Reich K, Gooderham M, Green L, Bewley A, Zhang Z, Khanskaya I, Day R M, Goncalves J, Shah K, Piguet V, Soung J
SCIderm Research Institute and Dermatologikum Hamburg, Hamburg, Germany.
SKiN Centre for Dermatology and Probity Medical Research, Peterborough, ON, Canada.
J Eur Acad Dermatol Venereol. 2017 Mar;31(3):507-517. doi: 10.1111/jdv.14015. Epub 2016 Dec 19.
Apremilast, an oral, small-molecule phosphodiesterase 4 inhibitor, has demonstrated efficacy in patients with moderate-to-severe psoriasis.
Evaluate efficacy and safety of apremilast vs. placebo in biologic-naive patients with moderate-to-severe plaque psoriasis and safety of switching from etanercept to apremilast in a phase IIIb, randomized, double-blind, placebo-controlled study (NCT01690299).
Two hundred and fifty patients were randomized to placebo (n = 84), apremilast 30 mg BID (n = 83) or etanercept 50 mg QW (n = 83) through Week 16; thereafter, all patients continued or switched to apremilast through Week 104. The primary efficacy endpoint was achievement of PASI-75 at Week 16 with apremilast vs. placebo. Secondary endpoints included achievement of PASI-75 at Week 16 with etanercept vs. placebo and improvements in other clinical endpoints vs. placebo at Week 16. Outcomes were assessed through Week 52. This study was not designed for apremilast vs. etanercept comparisons.
At Week 16, PASI-75 achievement was greater with apremilast (39.8%) vs. placebo (11.9%; P < 0.0001); 48.2% of patients achieved PASI-75 with etanercept (P < 0.0001 vs. placebo). PASI-75 response was maintained in 47.3% (apremilast/apremilast), 49.4% (etanercept/apremilast) and 47.9% (placebo/apremilast) of patients at Week 52. Most common adverse events (≥5%) with apremilast, including nausea, diarrhoea, upper respiratory tract infection, nasopharyngitis, tension headache and headache, were mild or moderate in severity; diarrhoea and nausea generally resolved in the first month. No new safety or tolerability issues were observed through Week 52 with apremilast.

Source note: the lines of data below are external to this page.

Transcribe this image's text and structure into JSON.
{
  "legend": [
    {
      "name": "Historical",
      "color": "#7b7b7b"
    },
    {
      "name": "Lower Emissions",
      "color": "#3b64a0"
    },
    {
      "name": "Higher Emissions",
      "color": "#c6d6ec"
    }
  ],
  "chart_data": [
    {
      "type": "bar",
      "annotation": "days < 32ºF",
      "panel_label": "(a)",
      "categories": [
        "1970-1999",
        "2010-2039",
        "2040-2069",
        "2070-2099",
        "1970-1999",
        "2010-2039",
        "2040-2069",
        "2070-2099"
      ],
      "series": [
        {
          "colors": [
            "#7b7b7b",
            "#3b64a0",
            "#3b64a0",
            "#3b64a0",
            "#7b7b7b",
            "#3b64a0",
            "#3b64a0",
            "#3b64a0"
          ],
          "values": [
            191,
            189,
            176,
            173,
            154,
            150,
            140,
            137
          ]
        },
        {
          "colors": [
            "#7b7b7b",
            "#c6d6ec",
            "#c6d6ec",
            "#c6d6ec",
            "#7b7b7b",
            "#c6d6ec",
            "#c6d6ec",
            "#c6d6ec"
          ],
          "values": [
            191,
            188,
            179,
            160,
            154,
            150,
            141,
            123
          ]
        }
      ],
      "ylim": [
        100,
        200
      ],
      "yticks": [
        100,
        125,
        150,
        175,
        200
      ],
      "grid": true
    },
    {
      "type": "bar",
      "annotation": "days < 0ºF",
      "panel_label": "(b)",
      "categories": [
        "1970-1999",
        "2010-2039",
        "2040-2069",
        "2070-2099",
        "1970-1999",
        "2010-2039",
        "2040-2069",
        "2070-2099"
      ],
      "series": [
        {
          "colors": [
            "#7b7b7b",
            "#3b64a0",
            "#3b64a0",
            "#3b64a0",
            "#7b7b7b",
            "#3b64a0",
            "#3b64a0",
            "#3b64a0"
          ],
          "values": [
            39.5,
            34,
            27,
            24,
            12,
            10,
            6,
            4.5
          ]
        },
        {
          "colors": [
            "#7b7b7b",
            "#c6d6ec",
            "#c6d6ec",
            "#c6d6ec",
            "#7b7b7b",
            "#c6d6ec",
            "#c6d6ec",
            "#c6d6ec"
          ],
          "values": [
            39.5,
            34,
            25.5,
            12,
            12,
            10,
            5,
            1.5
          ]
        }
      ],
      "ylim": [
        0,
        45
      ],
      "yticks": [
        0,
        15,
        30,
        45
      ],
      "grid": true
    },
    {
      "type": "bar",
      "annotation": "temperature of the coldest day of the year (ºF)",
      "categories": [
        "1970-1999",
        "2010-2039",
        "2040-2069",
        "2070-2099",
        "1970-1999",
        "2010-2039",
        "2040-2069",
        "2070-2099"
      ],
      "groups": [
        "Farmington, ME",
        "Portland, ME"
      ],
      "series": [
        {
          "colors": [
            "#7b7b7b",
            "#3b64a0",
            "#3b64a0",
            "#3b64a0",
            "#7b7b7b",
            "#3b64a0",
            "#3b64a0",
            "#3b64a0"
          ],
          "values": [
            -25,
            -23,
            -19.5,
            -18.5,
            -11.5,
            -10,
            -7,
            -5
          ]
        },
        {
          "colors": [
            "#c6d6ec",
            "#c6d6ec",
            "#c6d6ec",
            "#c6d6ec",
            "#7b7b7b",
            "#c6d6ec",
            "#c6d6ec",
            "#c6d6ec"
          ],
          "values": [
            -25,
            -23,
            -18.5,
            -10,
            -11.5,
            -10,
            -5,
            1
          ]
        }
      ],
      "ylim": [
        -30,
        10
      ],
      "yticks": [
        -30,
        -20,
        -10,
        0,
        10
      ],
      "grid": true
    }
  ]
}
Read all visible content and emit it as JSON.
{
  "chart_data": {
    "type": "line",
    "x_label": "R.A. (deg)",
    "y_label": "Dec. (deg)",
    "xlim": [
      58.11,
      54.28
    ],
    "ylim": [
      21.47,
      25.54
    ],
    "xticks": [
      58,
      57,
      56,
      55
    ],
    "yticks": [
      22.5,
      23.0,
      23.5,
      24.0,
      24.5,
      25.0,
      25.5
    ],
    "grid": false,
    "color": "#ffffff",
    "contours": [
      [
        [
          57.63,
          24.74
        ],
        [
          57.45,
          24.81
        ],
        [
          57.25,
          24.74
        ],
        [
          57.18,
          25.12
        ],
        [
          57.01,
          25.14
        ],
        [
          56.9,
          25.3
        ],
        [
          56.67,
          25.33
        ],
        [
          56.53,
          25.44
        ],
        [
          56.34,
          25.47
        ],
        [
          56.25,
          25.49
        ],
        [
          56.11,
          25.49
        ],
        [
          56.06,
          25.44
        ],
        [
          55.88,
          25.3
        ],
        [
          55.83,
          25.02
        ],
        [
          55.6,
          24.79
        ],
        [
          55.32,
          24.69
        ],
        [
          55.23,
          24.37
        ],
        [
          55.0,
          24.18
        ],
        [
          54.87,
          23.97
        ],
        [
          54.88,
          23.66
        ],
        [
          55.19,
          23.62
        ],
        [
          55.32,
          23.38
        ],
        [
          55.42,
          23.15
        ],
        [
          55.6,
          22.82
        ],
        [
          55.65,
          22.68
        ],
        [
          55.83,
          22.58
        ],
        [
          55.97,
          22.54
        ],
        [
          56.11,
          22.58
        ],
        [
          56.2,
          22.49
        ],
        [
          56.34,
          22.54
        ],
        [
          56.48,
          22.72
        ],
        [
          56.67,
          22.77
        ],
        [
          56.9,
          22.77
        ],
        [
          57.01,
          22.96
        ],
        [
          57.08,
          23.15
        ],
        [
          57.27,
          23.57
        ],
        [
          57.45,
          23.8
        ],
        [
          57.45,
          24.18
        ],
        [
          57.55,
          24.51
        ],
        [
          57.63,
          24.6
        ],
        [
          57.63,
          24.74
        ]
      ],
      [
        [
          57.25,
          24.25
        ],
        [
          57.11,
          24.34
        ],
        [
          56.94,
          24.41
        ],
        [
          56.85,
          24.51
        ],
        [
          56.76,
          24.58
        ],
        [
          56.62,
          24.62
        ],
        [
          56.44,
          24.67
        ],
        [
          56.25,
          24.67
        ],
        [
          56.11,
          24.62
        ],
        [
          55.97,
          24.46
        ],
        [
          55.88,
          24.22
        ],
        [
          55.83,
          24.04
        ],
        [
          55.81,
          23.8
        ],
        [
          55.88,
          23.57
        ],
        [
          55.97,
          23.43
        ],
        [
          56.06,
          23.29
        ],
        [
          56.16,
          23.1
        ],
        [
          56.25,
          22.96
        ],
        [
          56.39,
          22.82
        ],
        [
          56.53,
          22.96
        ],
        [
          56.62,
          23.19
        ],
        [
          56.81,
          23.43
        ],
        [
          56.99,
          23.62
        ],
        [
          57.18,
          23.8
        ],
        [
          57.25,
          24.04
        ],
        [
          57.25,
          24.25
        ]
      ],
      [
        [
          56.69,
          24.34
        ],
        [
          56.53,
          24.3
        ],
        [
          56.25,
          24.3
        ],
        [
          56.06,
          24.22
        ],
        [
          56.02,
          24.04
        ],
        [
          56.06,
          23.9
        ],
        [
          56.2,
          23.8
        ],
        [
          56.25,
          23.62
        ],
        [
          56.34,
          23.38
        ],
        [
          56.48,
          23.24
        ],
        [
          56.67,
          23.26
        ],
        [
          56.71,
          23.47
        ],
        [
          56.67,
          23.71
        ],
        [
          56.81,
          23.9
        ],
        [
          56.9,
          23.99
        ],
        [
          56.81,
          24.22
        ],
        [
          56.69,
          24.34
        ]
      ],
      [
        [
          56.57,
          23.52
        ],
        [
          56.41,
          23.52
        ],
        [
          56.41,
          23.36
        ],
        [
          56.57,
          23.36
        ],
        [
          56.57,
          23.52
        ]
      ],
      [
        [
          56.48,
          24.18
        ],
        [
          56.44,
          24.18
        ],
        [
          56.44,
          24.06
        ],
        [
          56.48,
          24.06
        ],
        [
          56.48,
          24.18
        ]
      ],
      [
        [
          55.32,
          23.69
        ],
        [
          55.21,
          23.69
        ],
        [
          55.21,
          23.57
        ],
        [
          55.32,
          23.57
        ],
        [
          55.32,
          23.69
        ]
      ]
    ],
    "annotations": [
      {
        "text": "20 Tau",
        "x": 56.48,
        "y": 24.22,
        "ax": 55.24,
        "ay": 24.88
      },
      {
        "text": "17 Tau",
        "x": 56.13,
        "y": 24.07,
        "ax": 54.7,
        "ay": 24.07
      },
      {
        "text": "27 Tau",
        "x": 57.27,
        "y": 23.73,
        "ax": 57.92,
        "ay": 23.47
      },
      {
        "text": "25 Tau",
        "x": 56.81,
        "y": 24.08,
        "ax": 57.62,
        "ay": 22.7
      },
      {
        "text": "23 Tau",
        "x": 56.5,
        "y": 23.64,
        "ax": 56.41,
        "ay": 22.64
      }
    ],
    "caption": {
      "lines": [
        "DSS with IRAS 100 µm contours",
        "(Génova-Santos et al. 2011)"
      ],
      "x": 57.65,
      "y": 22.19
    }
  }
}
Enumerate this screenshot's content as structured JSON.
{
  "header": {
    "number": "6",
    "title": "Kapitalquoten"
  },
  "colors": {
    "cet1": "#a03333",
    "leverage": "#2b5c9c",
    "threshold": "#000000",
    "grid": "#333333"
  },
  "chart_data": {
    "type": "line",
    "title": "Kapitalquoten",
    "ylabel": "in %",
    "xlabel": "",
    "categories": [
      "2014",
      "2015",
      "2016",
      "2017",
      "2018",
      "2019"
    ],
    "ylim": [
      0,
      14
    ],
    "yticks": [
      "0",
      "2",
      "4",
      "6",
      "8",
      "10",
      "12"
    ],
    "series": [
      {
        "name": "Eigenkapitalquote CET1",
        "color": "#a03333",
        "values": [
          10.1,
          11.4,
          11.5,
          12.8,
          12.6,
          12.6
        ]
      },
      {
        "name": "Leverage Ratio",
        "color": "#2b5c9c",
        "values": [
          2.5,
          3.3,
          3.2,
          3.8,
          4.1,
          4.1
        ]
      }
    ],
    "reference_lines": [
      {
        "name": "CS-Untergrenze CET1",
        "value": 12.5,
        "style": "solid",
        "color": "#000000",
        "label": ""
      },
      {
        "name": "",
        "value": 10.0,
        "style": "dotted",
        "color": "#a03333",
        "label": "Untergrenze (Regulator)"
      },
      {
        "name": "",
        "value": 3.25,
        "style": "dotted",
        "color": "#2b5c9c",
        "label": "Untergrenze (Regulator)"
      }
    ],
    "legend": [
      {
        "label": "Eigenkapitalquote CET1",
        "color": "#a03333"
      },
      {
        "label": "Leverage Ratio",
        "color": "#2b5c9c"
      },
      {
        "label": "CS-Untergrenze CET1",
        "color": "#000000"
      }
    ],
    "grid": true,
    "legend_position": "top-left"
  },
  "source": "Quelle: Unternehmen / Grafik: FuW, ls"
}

Apremilast demonstrated significant efficacy vs. placebo at Week 16 in biologic-naive patients with psoriasis, which was sustained over 52 weeks, and demonstrated safety consistent with the known safety profile of apremilast. Switching from etanercept to apremilast did not result in any new or clinically significant safety findings, and efficacy was maintained with apremilast through Week 52.
阿普米司特是一种口服小分子磷酸二酯酶4抑制剂,已在中重度银屑病患者中显示出疗效。
在一项IIIb期随机、双盲、安慰剂对照研究(NCT01690299)中,评估阿普米司特对比安慰剂在初治中重度斑块状银屑病患者中的疗效和安全性,以及从依那西普转换为阿普米司特的安全性。
250例患者随机分为安慰剂组(n = 84)、阿普米司特30 mg每日两次组(n = 83)或依那西普50 mg每周一次组(n = 83),治疗16周;此后,所有患者继续使用或转换为阿普米司特治疗至104周。主要疗效终点是第16周时阿普米司特对比安慰剂达到银屑病面积和严重程度指数改善75%(PASI-75)。次要终点包括第16周时依那西普对比安慰剂达到PASI-75,以及第16周时其他临床终点对比安慰剂的改善情况。疗效评估至第52周。本研究未设计用于阿普米司特对比依那西普的比较。
在第16周时,阿普米司特组达到PASI-75的比例(39.8%)高于安慰剂组(11.9%;P < 0.0001);依那西普组48.2%的患者达到PASI-75(对比安慰剂,P < 0.0001)。在第52周时,47.3%(阿普米司特/阿普米司特组)、49.4%(依那西普/阿普米司特组)和47.9%(安慰剂/阿普米司特组)的患者维持了PASI-75反应。阿普米司特最常见的不良事件(≥5%)包括恶心、腹泻、上呼吸道感染、鼻咽炎、紧张性头痛和头痛,严重程度为轻度或中度;腹泻和恶心通常在第一个月内缓解。至第52周,未观察到阿普米司特新的安全性或耐受性问题。
在初治银屑病患者中,阿普米司特在第16周时对比安慰剂显示出显著疗效,并在52周内持续存在,且安全性与阿普米司特已知的安全性特征一致。从依那西普转换为阿普米司特未导致任何新的或具有临床意义的安全性发现,且至第52周阿普米司特维持了疗效。